You want to bet against this trajectory?
Next year? This was the year of matching x86 along important dimensions. Next year will be the year of exceeding x86 along important dimensions. Not ALL dimensions, that might take till 2022 or so, (there's still a reasonable amount of foundational work to do by all parties, like implementing SVE/2) but, as I said, the trajectory is clear.
Spunjji - Wednesday, August 19, 2020 - link
I have to agree with this assessment. People keep counting ARM designs out because they've taken a long time to ramp up to this level, but every year they get closer to being a notable force in the market, and every year the naysayers find another, smaller reason to point to for they'll never be successful.The simple truth is that ARM designs don't even have to beat x86 to take a slice of the market - they just have to offer *something*, be it cost benefits, lower idle power, improved security, or even just being an in-house design (a-la Amazon).
Spunjji - Wednesday, August 19, 2020 - link
Your last statement doesn't follow from - or lead to - the first one.Spunjji - Wednesday, August 19, 2020 - link
Shrinking? Sure, eventually. Fast? Not so sure.AWS transitioning makes sense for their own use, but they'll more than likely need to continue offering x86 for customers. Same goes for Google and Microsoft. Hard to predict how that will shake out at this juncture.
Apple aren't even close to 10% of the total x86 market, either - they're between 7.5% and 8% of the global *PC* market, which obviously doesn't include the server / datacentre market. That's still going to be a bit of a dent for Intel when the transition completes, but it's not nearly as bad for x86 on the whole as you're implying.
Competition is heating up, though. That's a good thing.
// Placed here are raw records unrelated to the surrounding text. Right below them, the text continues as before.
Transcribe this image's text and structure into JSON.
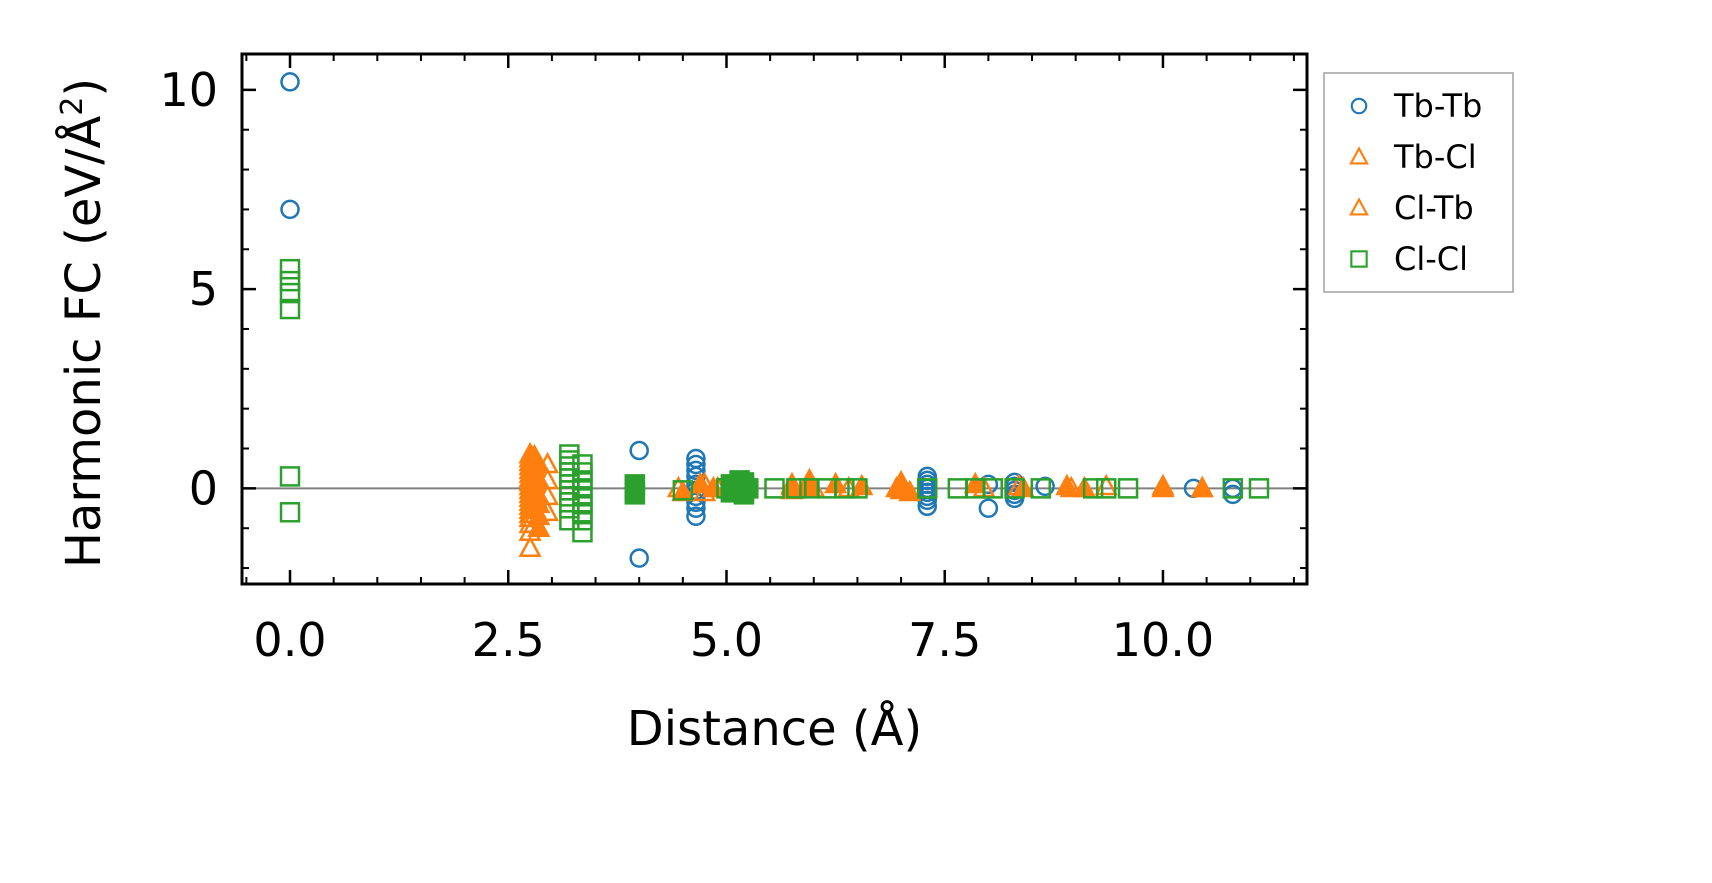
{
  "chart_data": {
    "type": "scatter",
    "title": "",
    "xlabel": "Distance (Å)",
    "ylabel": "Harmonic FC (eV/Å",
    "ylabel_superscript": "2",
    "ylabel_close": ")",
    "xlim": [
      -0.55,
      11.65
    ],
    "ylim": [
      -2.4,
      10.9
    ],
    "xticks": [
      0.0,
      2.5,
      5.0,
      7.5,
      10.0
    ],
    "xtick_labels": [
      "0.0",
      "2.5",
      "5.0",
      "7.5",
      "10.0"
    ],
    "yticks": [
      0,
      5,
      10
    ],
    "ytick_labels": [
      "0",
      "5",
      "10"
    ],
    "reference_line_y": 0,
    "legend_position": "outside-right-top",
    "series": [
      {
        "name": "Tb-Tb",
        "marker": "circle",
        "color": "#1f77b4",
        "x": [
          0.0,
          0.0,
          4.0,
          4.0,
          4.65,
          4.65,
          4.65,
          4.65,
          4.65,
          4.65,
          4.65,
          4.65,
          4.65,
          4.65,
          7.3,
          7.3,
          7.3,
          7.3,
          7.3,
          7.3,
          7.3,
          7.3,
          8.0,
          8.0,
          8.3,
          8.3,
          8.3,
          8.3,
          8.3,
          8.65,
          10.35,
          10.8,
          10.8
        ],
        "y": [
          10.2,
          7.0,
          0.95,
          -1.75,
          0.75,
          0.6,
          0.45,
          0.3,
          0.1,
          -0.05,
          -0.2,
          -0.35,
          -0.5,
          -0.7,
          0.3,
          0.2,
          0.1,
          0.0,
          -0.1,
          -0.2,
          -0.3,
          -0.45,
          0.1,
          -0.5,
          0.15,
          0.05,
          -0.05,
          -0.15,
          -0.25,
          0.05,
          0.0,
          0.0,
          -0.15
        ]
      },
      {
        "name": "Tb-Cl",
        "marker": "triangle",
        "color": "#ff7f0e",
        "x": [
          2.75,
          2.75,
          2.75,
          2.75,
          2.75,
          2.75,
          2.75,
          2.75,
          2.75,
          2.75,
          2.75,
          2.75,
          2.75,
          2.75,
          2.75,
          2.75,
          2.75,
          2.75,
          2.75,
          2.75,
          2.95,
          2.95,
          2.95,
          2.95,
          4.45,
          4.75,
          4.75,
          4.9,
          5.75,
          6.0,
          6.4,
          7.0,
          7.0,
          7.95,
          8.35,
          8.95,
          9.35,
          10.0,
          10.45
        ],
        "y": [
          0.85,
          0.75,
          0.65,
          0.55,
          0.45,
          0.35,
          0.25,
          0.15,
          0.05,
          -0.05,
          -0.15,
          -0.25,
          -0.35,
          -0.45,
          -0.55,
          -0.65,
          -0.75,
          -0.9,
          -1.1,
          -1.5,
          0.6,
          0.2,
          -0.2,
          -0.6,
          0.0,
          0.1,
          -0.1,
          0.0,
          0.05,
          0.0,
          0.0,
          0.05,
          -0.05,
          0.0,
          0.05,
          0.0,
          0.05,
          0.0,
          0.0
        ]
      },
      {
        "name": "Cl-Tb",
        "marker": "triangle-filled",
        "color": "#ff7f0e",
        "x": [
          2.8,
          2.8,
          2.8,
          2.8,
          2.8,
          2.8,
          2.8,
          2.85,
          2.85,
          2.85,
          2.85,
          2.85,
          2.85,
          4.5,
          4.7,
          4.85,
          5.75,
          5.75,
          5.95,
          5.95,
          6.25,
          6.55,
          6.95,
          7.0,
          7.1,
          7.85,
          8.4,
          8.9,
          9.1,
          10.0,
          10.45
        ],
        "y": [
          0.8,
          0.5,
          0.3,
          0.1,
          -0.1,
          -0.3,
          -0.5,
          0.6,
          0.2,
          -0.2,
          -0.4,
          -0.7,
          -1.0,
          -0.1,
          0.1,
          0.0,
          0.1,
          -0.05,
          0.2,
          0.0,
          0.1,
          0.05,
          0.0,
          0.15,
          -0.1,
          0.1,
          0.0,
          0.05,
          0.0,
          0.05,
          0.0
        ]
      },
      {
        "name": "Cl-Cl",
        "marker": "square",
        "color": "#2ca02c",
        "x": [
          0.0,
          0.0,
          0.0,
          0.0,
          0.0,
          0.0,
          3.2,
          3.2,
          3.2,
          3.2,
          3.2,
          3.2,
          3.2,
          3.2,
          3.2,
          3.2,
          3.2,
          3.35,
          3.35,
          3.35,
          3.35,
          3.35,
          3.35,
          3.35,
          3.35,
          3.35,
          3.95,
          3.95,
          4.5,
          5.0,
          5.2,
          5.2,
          5.55,
          5.8,
          5.95,
          6.15,
          6.35,
          6.5,
          7.3,
          7.65,
          7.85,
          8.05,
          8.3,
          8.6,
          9.2,
          9.35,
          9.6,
          10.8,
          11.1
        ],
        "y": [
          5.5,
          5.2,
          4.9,
          4.5,
          0.3,
          -0.6,
          0.85,
          0.7,
          0.55,
          0.4,
          0.25,
          0.1,
          -0.05,
          -0.2,
          -0.35,
          -0.5,
          -0.8,
          0.6,
          0.4,
          0.2,
          0.0,
          -0.2,
          -0.4,
          -0.6,
          -0.8,
          -1.1,
          0.1,
          -0.1,
          -0.05,
          0.0,
          0.15,
          -0.15,
          0.0,
          0.0,
          0.0,
          0.0,
          0.0,
          0.0,
          0.0,
          0.0,
          0.0,
          0.0,
          0.0,
          0.0,
          0.0,
          0.0,
          0.0,
          0.0,
          0.0
        ]
      },
      {
        "name": "Cl-Cl (filled)",
        "marker": "square-filled",
        "color": "#2ca02c",
        "legend": false,
        "x": [
          3.95,
          3.95,
          5.05,
          5.05,
          5.1,
          5.15,
          5.2,
          5.2,
          5.25
        ],
        "y": [
          0.05,
          -0.15,
          0.1,
          -0.1,
          0.0,
          0.2,
          0.1,
          -0.1,
          0.0
        ]
      }
    ],
    "legend": [
      {
        "label": "Tb-Tb",
        "marker": "circle",
        "color": "#1f77b4"
      },
      {
        "label": "Tb-Cl",
        "marker": "triangle",
        "color": "#ff7f0e"
      },
      {
        "label": "Cl-Tb",
        "marker": "triangle",
        "color": "#ff7f0e"
      },
      {
        "label": "Cl-Cl",
        "marker": "square",
        "color": "#2ca02c"
      }
    ]
  }
}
Gomez Addams - Tuesday, August 18, 2020 - link
This illustrates why I think Nvidia wants to own Arm. They have already stated they are porting CUDA to the ARM instruction set. I think this is because they want to make a processor suited for HPC and it will be ARM-based and here's why. First, think of how their GPUs are organized. They use streaming multiprocessors with a whole bunch of little cores. These days they have 64 cores per SM so that is essentially 64-way SMT. The thing is these cores are very, very simple with many limitations. I think they want to use ARM-based cores with something like 16-way SMT. If they use AMD's multi-chip approach they could make an MCM with a thousand ARM cores in one package. There would be no CPU-GPU pairing as we often see today. One MCM could run the whole show. This would entirely eliminate the secondary data transfers to a co-processor and make for an incredibly fast super computer with relatively low power consumption. I think this architecture would be a huge improvement over what they have.